Tuesday, December 20, 2005

"Christmahanukwanzakah"...stop it!

It might have been funny about 3 years ago when I first heard it, but seriously, once Old Navy starts using it in their TV commercials it's no longer okay to use in normal everyday conversation, attempting to get a laugh.

And btw...why does Hanukah get an extra share in said "consolidated holiday word"? I'm pretty sure that "kah" wasn't there originally, either it's just a case of one person accidentally saying it that way and spreading or perhaps the Jews DO own the media! ha ha

Well, I only have to endure the word for a few more days, thankfully. But please, for my sake, stop saying it. Just stick to the PC term "Happy Holidays", or say "Merry Christmas" 'cause that's what I'm celebratin'.

Peace

Monday, December 19, 2005

Back to the grindstone...

It's both comforting and slightly disturbing when you can take a 2 week vacation from work and come back only find everything is exactly the same as when you left it. I don't know why I expected any change, 'cause usually if there's ever any change in the office I'm the one to blame. But I discovered today something worse than going 3 years without a REAL vacation, it's that first day BACK from vacation. It's so hard to work today, I wanna be outside, I wanna take the train to the beach, I wanna drive down to Fort Point or have some chowder at the wharf. Well, at least I get 3 extra days off next week for Christmas and New Years, maybe I'll satisfy my fix enough then to last me until my next vacation.

I wish I could say that my vacation was totally relaxing, but honestly it wasn't. Despite any goals I might have set to get some rest and do nothing for 2 weeks, "life" always seemed to step in and give me something new to deal with each day. I guess I should be thankful for the "Jon Time" that I was allotted, but I really needed more than I was able to squander out of those 2 weeks. There's no doubt I'll be a little reserved and detached for the next few days as I put some finishing touches on some of the projects that I should have finished, but it's something that must be done.

Tonight's my last final, no big whoop, just gotta show my portfolio in my drawing class. Should go well, I got kinda lazy towards the end of the semester and my teacher noticed, but I still got enough work done so hopefully I'll get at least a B in the class...as if a grade in an Art class really matters anyway.

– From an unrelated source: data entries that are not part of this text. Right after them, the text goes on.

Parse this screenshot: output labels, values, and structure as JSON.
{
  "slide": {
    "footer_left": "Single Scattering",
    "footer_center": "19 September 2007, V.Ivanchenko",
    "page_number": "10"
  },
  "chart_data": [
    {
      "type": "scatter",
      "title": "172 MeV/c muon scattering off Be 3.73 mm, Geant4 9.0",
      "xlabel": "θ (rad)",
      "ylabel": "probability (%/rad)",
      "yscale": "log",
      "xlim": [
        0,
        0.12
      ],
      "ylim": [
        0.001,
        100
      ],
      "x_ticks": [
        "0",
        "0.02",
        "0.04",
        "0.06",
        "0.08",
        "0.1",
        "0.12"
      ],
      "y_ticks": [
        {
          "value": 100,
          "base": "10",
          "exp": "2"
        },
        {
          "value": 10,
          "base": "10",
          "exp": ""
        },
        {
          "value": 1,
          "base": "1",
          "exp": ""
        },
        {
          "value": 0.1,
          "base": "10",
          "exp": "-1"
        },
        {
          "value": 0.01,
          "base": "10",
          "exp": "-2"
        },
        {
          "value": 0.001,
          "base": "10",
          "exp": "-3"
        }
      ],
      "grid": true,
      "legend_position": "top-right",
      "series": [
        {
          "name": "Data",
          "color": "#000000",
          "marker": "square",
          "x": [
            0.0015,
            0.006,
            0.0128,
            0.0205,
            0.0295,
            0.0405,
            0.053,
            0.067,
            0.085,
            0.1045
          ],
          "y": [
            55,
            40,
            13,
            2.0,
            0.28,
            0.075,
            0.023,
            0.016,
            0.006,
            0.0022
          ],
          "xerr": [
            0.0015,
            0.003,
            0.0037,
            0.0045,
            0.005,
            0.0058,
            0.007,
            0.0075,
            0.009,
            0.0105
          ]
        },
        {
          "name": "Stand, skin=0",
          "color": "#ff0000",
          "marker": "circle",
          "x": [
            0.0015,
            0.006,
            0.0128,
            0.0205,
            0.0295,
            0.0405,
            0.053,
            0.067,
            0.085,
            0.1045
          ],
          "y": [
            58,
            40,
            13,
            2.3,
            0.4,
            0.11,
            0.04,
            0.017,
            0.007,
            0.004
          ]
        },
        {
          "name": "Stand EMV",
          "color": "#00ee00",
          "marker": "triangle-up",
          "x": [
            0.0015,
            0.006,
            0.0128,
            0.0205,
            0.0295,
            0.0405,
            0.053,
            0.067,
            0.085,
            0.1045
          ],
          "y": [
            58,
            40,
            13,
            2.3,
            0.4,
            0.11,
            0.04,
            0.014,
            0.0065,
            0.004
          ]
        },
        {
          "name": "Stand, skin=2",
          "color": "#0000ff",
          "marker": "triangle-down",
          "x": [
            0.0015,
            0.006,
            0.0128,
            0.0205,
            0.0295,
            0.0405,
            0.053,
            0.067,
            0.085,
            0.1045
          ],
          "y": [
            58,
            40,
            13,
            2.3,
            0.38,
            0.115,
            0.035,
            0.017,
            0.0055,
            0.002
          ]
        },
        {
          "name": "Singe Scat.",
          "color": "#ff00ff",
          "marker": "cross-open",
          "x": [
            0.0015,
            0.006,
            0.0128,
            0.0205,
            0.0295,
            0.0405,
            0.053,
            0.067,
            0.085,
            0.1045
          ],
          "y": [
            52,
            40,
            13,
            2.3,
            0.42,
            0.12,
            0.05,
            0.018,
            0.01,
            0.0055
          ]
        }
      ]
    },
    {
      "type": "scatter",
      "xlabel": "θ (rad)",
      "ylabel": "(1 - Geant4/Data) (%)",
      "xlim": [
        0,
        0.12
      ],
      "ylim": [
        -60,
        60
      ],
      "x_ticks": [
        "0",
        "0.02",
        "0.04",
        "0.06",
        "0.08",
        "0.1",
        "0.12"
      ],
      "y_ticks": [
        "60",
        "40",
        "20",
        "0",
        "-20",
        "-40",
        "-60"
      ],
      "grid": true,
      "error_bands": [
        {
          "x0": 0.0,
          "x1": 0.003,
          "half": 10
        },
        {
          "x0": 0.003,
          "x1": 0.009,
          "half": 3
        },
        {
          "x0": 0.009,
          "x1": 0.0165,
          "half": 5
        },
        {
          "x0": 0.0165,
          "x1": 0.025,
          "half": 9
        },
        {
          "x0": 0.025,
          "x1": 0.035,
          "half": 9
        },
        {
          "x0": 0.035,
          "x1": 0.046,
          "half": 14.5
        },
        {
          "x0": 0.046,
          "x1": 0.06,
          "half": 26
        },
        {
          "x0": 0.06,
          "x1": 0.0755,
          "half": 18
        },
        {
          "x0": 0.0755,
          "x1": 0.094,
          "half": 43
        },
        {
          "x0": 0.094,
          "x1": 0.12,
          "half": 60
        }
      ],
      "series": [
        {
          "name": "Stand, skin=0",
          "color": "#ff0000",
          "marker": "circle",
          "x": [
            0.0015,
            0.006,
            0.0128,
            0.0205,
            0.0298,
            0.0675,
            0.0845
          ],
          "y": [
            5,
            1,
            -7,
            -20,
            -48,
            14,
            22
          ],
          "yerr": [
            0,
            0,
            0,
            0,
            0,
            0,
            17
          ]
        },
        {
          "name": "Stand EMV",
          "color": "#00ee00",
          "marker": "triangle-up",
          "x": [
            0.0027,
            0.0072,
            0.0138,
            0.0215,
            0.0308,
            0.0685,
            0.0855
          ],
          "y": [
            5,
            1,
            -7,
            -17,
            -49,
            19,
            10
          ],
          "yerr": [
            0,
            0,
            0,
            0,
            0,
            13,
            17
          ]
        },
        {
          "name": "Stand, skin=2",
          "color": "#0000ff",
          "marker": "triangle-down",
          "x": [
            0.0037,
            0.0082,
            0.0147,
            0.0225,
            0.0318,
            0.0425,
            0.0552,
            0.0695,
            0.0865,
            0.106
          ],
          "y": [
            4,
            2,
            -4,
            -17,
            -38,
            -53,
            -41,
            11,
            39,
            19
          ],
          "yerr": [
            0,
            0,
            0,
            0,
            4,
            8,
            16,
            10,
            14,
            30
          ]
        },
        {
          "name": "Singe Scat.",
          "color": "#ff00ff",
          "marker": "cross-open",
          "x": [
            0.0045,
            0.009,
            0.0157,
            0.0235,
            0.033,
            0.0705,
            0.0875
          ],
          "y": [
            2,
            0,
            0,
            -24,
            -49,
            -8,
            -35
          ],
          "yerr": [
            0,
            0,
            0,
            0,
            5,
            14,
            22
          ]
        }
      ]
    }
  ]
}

OK, I'm going to try and work now. Don't wish me luck, I don't need the distraction.

Tuesday, December 6, 2005

Dear creepy Scientologist...

I'm not "stressed", I'm not "looking pretty dark there" and I've never "contemplated suicide" like you have, although I'll admit you really should have spared us. So stop trying to work an angle with me thinking your Jedi scientologist mind tricks are actually going to work. Good luck with your self-indulgent, science fictionitive, anti-depressant reliance life. Your repulsed acquaintance, Jon B.

Need some background on the matter? I was sitting in the hallway at school waiting for my Art class teacher to show up when this bearded, middle aged, tapered jeans wearing dude walked past me saying "You look really stressed! Yep, lookin' pretty dark there." I thought, who the hell is this guy? Then a couple minutes later I was still sitting in the same spot when he came out of his classroom and said "Yeah...you know, I contemplated suicide once, but decided it wasn't worth it." To which I replied, "Ha ha, well, I'm not quite there yet buddy, but death is overrated anyway." He looked at me, puzzled and probably without a way to approach me for a Scientologist "stress clearing". Which leads me to wonder, why do child molesters start fake churches?